The heatmaps by department visualize citation metrics in a matrix by color. Values are arithmetical means grouped by School, department, and field. Here I took the liberty of using the English translations of the local research field names. This is just for illustration purposes. The actual fields behind the Dimensions metric field_citation_ratio are not known so please be careful with conclusions.
In the web app, there are some technical caveats that you should be aware of. The scatterplot lacks jitter which means that markers are on top of each other when datapoints have the same value. If you zoom in by selecting a rectangular area, double-clicking doesn’t alway bring you back to the default level; if this happens, click the Home icon on the navigation bar instead. In the data table, horizontal scroll doesn’t stay in sync with the fixed header row, unfortunately.

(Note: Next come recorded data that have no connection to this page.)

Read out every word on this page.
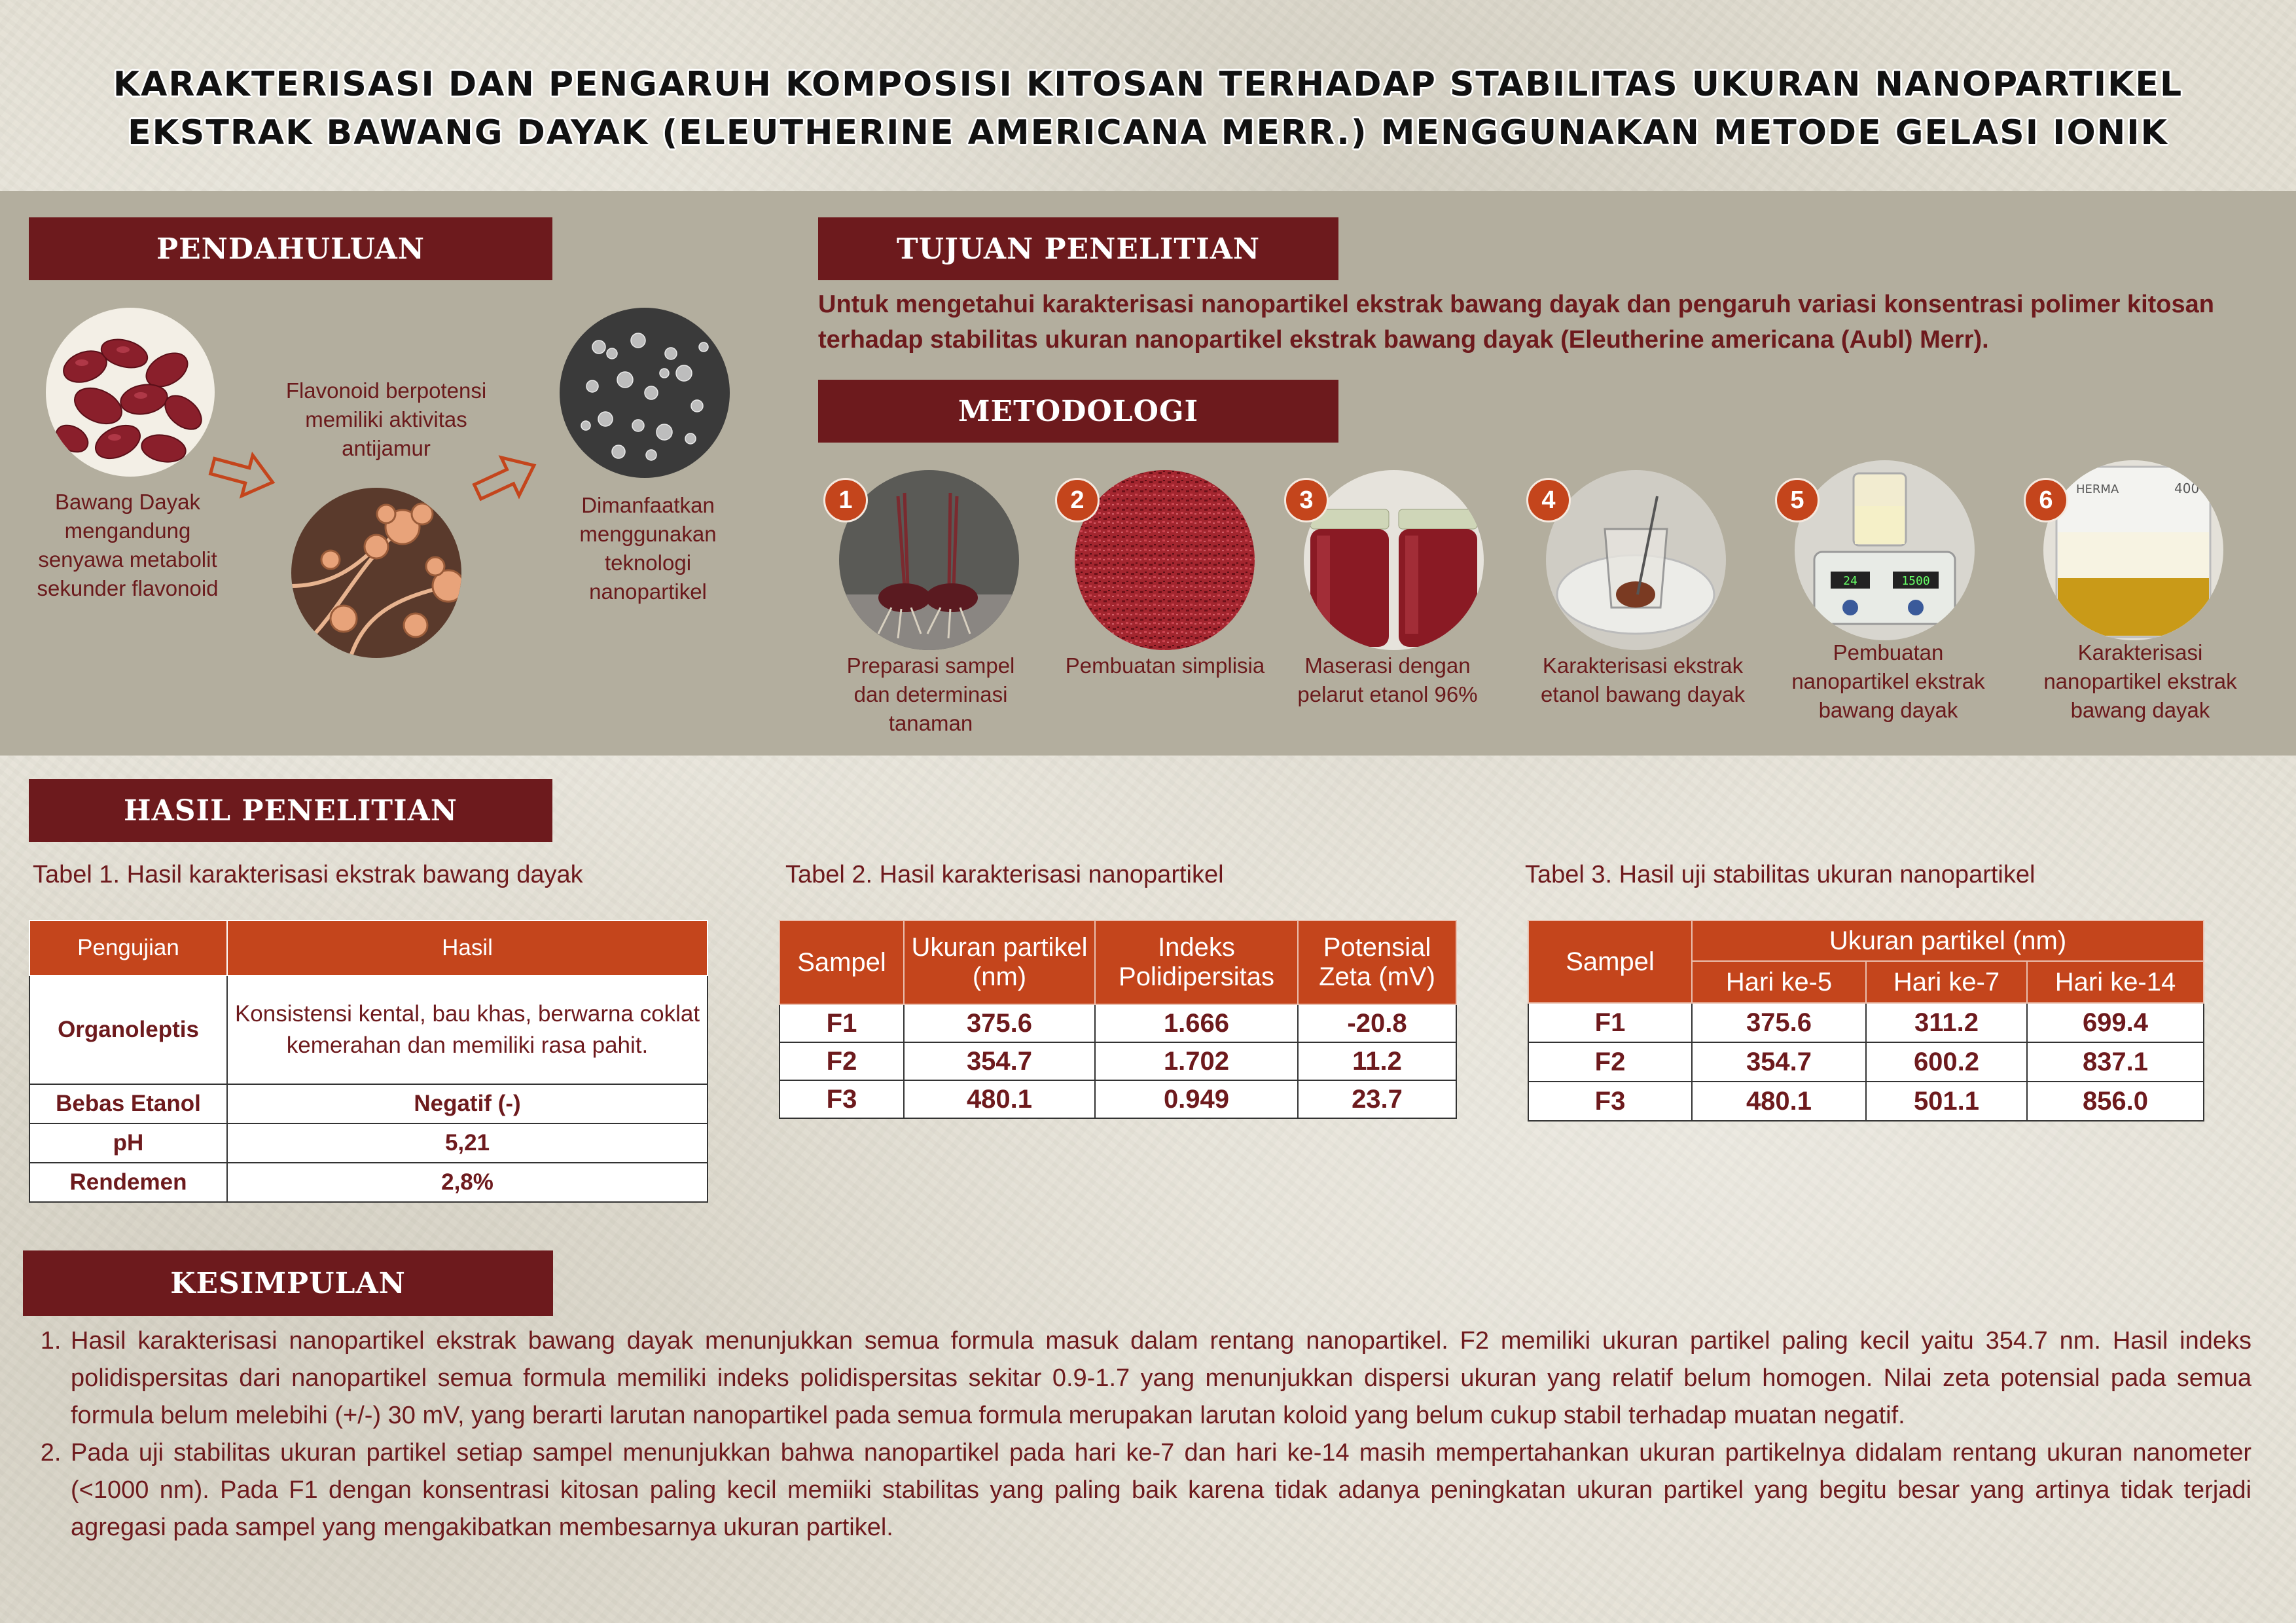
KARAKTERISASI DAN PENGARUH KOMPOSISI KITOSAN TERHADAP STABILITAS UKURAN NANOPARTIKEL
EKSTRAK BAWANG DAYAK (ELEUTHERINE AMERICANA MERR.) MENGGUNAKAN METODE GELASI IONIK
PENDAHULUAN
Bawang Dayak mengandung senyawa metabolit sekunder flavonoid
Flavonoid berpotensi memiliki aktivitas antijamur
Dimanfaatkan menggunakan teknologi nanopartikel
TUJUAN PENELITIAN
Untuk mengetahui karakterisasi nanopartikel ekstrak bawang dayak dan pengaruh variasi konsentrasi polimer kitosan terhadap stabilitas ukuran nanopartikel ekstrak bawang dayak (Eleutherine americana (Aubl) Merr).
METODOLOGI
1
Preparasi sampel dan determinasi tanaman
2
Pembuatan simplisia
3
Maserasi dengan pelarut etanol 96%
4
Karakterisasi ekstrak etanol bawang dayak
24	1500
5
Pembuatan nanopartikel ekstrak bawang dayak
400
HERMA
6
Karakterisasi nanopartikel ekstrak bawang dayak
HASIL PENELITIAN
Tabel 1. Hasil karakterisasi ekstrak bawang dayak	Tabel 2. Hasil karakterisasi nanopartikel	Tabel 3. Hasil uji stabilitas ukuran nanopartikel
Pengujian	Hasil
Organoleptis	Konsistensi kental, bau khas, berwarna coklat kemerahan dan memiliki rasa pahit.
Bebas Etanol	Negatif (-)
pH	5,21
Rendemen	2,8%
Sampel	Ukuran partikel (nm)	Indeks Polidipersitas	Potensial Zeta (mV)
F1	375.6	1.666	-20.8
F2	354.7	1.702	11.2
F3	480.1	0.949	23.7
Sampel	Ukuran partikel (nm)		
	Hari ke-5	Hari ke-7	Hari ke-14
F1	375.6	311.2	699.4
F2	354.7	600.2	837.1
F3	480.1	501.1	856.0
KESIMPULAN
1. Hasil karakterisasi nanopartikel ekstrak bawang dayak menunjukkan semua formula masuk dalam rentang nanopartikel. F2 memiliki ukuran partikel paling kecil yaitu 354.7 nm. Hasil indeks polidispersitas dari nanopartikel semua formula memiliki indeks polidispersitas sekitar 0.9-1.7 yang menunjukkan dispersi ukuran yang relatif belum homogen. Nilai zeta potensial pada semua formula belum melebihi (+/-) 30 mV, yang berarti larutan nanopartikel pada semua formula merupakan larutan koloid yang belum cukup stabil terhadap muatan negatif.
2. Pada uji stabilitas ukuran partikel setiap sampel menunjukkan bahwa nanopartikel pada hari ke-7 dan hari ke-14 masih mempertahankan ukuran partikelnya didalam rentang ukuran nanometer (<1000 nm). Pada F1 dengan konsentrasi kitosan paling kecil memiiki stabilitas yang paling baik karena tidak adanya peningkatan ukuran partikel yang begitu besar yang artinya tidak terjadi agregasi pada sampel yang mengakibatkan membesarnya ukuran partikel.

For the record, 56% of those articles that had citation metrics at Dimensions were also found in Web of Science. So what was missing? The plots below show, by publisher (>=20 articles) and School respectively, the percentage of articles not found by DOI from WoS, and missing a URL to an OA full text at Unpaywall. The darker gray, the better coverage. The lighter, the more values are missing.
The core code of making use of the levelplot function of the trellis R package comes from Rense Nieuwenhuis.
Along with the obvious publishers like PLoS and Hindawi, other noteworthy OA ones in our case are e.g. American Physical Society. Taking into account both of the plotted variables, the “weakest performers” are Emerald, IEEE and Inderscience Publishers.
Yet, DOIs work only so well. As the CWTS analysis reminds
Every publication in Crossref has a DOI, but only a selection of the publications in WoS and Scopus have such an identifier. Furthermore, not all publications with a DOI in WoS and Scopus have a matching DOI in Crossref.